While some individuals will retain the same coverage after a divorce because of their job, some couples opt for a legal separation solely on the basis that both spouses need to keep health insurance. While there is no getting around the fact that a divorce can be complicated, you can remove the concern of health insurance in this process. If you are facing a
divorce later in life, then here is an overview of what you can do to ensure that you will maintain the coverage you need, even after a divorce.
You might begin by looking over individual health care policies. This could be through an insurance agent or company, a credit union, or a group such as the American Association of Retired Persons (AARP). You have to look at more than price, and you need to look at more than one policy to decide which is best. Here are some terms to help you in your search:
Deductibles are payments that must be made before there can be any coverage. If a deductible is a high amount, then this reflects a less expensive plan.
Coinsurance refers to how the costs will be divided, that is, what percentage of your costs will be covered by you. So if your policy includes a 20 percent coinsurance clause, this means that you pay 20 percent, and the insurance company pays the remaining 80 percent of your claim.
Cancellation and renewal coverage: this is related to the fact that a private insurer cannot cancel someone's policy without reason. Coverage can be cancelled, however, for instances such as an insured person not paying their premiums or not giving their full medical history. Ideally, you want to find a policy that is a non-cancellable, guaranteed renewable policy. If not, then search for a conditionally renewable coverage; this would mean that your policy only gets cancelled if a category of policies is getting cancelled at once, not just yours.
If this does not work for you, you have additional options. This includes health saving accounts (HSAs). To have one, you need a health insurance policy that has a high deductible. You can then start an account at your bank, with an insurance company, or through another entity (that is federally authorized), and then you can put tax-deductible payments into the account. You can withdraw whenever you need to for any eligible medical cost.

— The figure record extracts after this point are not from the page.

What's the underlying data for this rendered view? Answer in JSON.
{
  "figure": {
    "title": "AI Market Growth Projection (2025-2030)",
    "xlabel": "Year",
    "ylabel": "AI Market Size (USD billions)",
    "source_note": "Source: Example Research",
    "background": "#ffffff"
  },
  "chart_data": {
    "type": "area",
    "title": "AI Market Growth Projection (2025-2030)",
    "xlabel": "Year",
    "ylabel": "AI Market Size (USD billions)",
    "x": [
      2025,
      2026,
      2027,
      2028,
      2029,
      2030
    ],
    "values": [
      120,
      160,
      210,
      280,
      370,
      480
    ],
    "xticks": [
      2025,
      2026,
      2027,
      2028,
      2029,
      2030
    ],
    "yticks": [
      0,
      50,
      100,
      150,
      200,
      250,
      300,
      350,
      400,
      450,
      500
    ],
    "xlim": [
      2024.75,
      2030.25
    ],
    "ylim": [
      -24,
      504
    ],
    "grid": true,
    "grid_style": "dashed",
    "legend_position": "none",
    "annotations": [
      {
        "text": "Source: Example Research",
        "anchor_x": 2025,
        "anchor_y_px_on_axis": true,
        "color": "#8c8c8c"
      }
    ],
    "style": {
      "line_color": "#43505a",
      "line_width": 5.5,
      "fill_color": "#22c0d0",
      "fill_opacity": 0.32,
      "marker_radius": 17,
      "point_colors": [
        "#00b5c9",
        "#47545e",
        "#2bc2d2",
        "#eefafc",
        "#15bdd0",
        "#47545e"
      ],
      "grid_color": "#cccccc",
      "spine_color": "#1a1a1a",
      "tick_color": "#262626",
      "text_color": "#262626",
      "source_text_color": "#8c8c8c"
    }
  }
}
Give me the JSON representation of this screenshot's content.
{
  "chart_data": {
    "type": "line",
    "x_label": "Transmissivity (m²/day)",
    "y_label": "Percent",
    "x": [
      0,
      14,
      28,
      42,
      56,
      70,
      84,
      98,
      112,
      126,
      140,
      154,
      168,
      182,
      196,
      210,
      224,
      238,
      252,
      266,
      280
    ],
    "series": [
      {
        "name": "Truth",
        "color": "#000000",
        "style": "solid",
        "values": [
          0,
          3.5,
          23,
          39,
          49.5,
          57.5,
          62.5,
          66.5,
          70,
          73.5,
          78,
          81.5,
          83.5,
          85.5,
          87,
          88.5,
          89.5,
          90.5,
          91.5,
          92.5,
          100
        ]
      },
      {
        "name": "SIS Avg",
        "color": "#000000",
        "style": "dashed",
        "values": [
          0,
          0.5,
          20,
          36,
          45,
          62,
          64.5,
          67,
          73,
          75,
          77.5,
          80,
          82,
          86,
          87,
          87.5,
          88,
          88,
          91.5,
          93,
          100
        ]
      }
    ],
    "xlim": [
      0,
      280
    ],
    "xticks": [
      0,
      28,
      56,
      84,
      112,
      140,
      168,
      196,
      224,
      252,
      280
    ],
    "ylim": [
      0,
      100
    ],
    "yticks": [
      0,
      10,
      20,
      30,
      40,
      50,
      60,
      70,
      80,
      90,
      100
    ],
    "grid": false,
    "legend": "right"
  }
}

Then there is COBRA, legislation that applies to people who have health care coverage through their spouse's job. If you are one such "qualified beneficiary", then you may be able to obtain as much as 36 additional months of coverage after a divorce. COBRA does not include those who have jobs with the federal government, but most positions will have coverage options like those under COBRA laws. For those divorcing a spouse in the military, Tricare can supply continued insurance comparable to that under COBRA.
After this coverage has run out, you may be able to take advantage of HIPAA portability. Under this law, there are situations when you cannot be denied coverage because of a pre-existing condition, and this is a right to coverage that is portable if: you lost group coverage and are trying to get an individual policy, you are getting a new job with a different group plan, or you are covered individually and have started a group policy.
If you still have not been able to obtain group or individual coverage, then you could always look into insurance risk pools, Medicare (health insurance for those 65 or more), health care supplements, and Medicaid. These can fill gaps in your coverage, or they can tide you over until you obtain coverage from an individual or group policy. Talking with insurance agents and checking out websites can give you a good start in helping you find the health care coverage you need.